Configuration Objects

The following objects are encapsulated in a parent object called Config.

Config

This the parent configuration object and holds all the underlying configuration object types.

Serialization Time Settings

These are serialization/compile-time settings that are used when using commands like pyflyte package or pyflyte register. These configuration settings are typically passed in as flags to the above CLI commands.
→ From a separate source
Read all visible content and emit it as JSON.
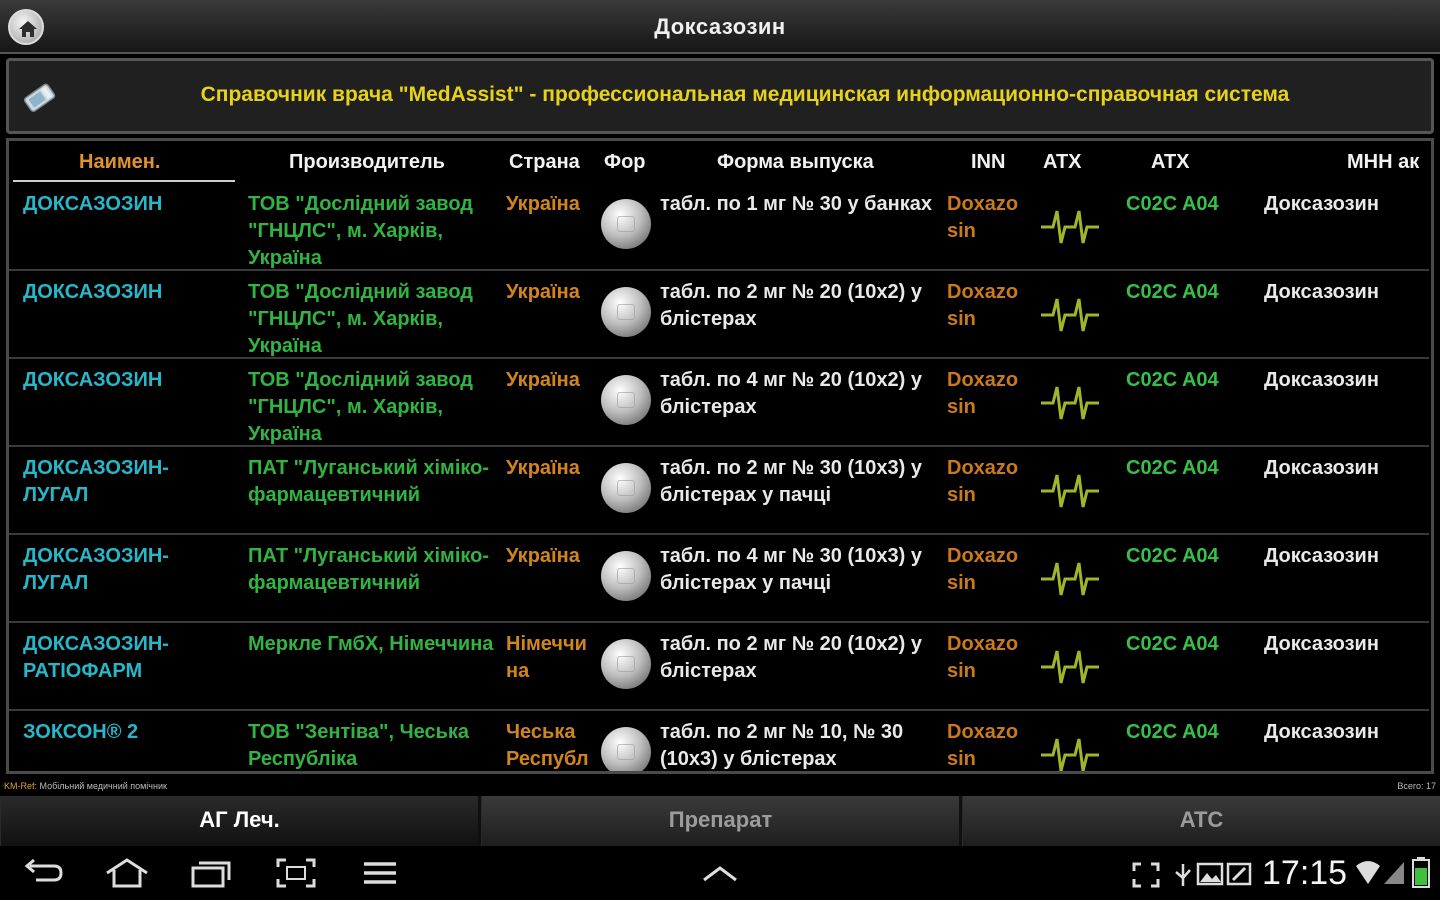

The image configurations are typically either passed in via an –image flag, or can be specified in the yaml or ini configuration files (see examples above).

Image

Image is a structured wrapper for task container images used in object serialization.

ImageConfig

We recommend you to use ImageConfig.auto(img_name=None) to create an ImageConfig.

SerializationSettings

These settings are provided while serializing a workflow and task, before registration.

FastSerializationSettings

This object hold information about settings necessary to serialize an object so that it can be fast-registered.

Execution Time Settings

Users typically shouldn’t be concerned with these configurations, as they are typically set by FlytePropeller or FlyteAdmin. The configurations below are useful for authenticating to a Flyte backend, configuring data access credentials, secrets, and statsd metrics.

PlatformConfig

This object contains the settings to talk to a Flyte backend (the DNS location of your Admin server basically).

StatsConfig

Configuration for sending statsd.

SecretsConfig

Configuration for secrets.

S3Config

S3 specific configuration

GCSConfig

Any GCS specific configuration.

DataConfig

Any data storage specific configuration.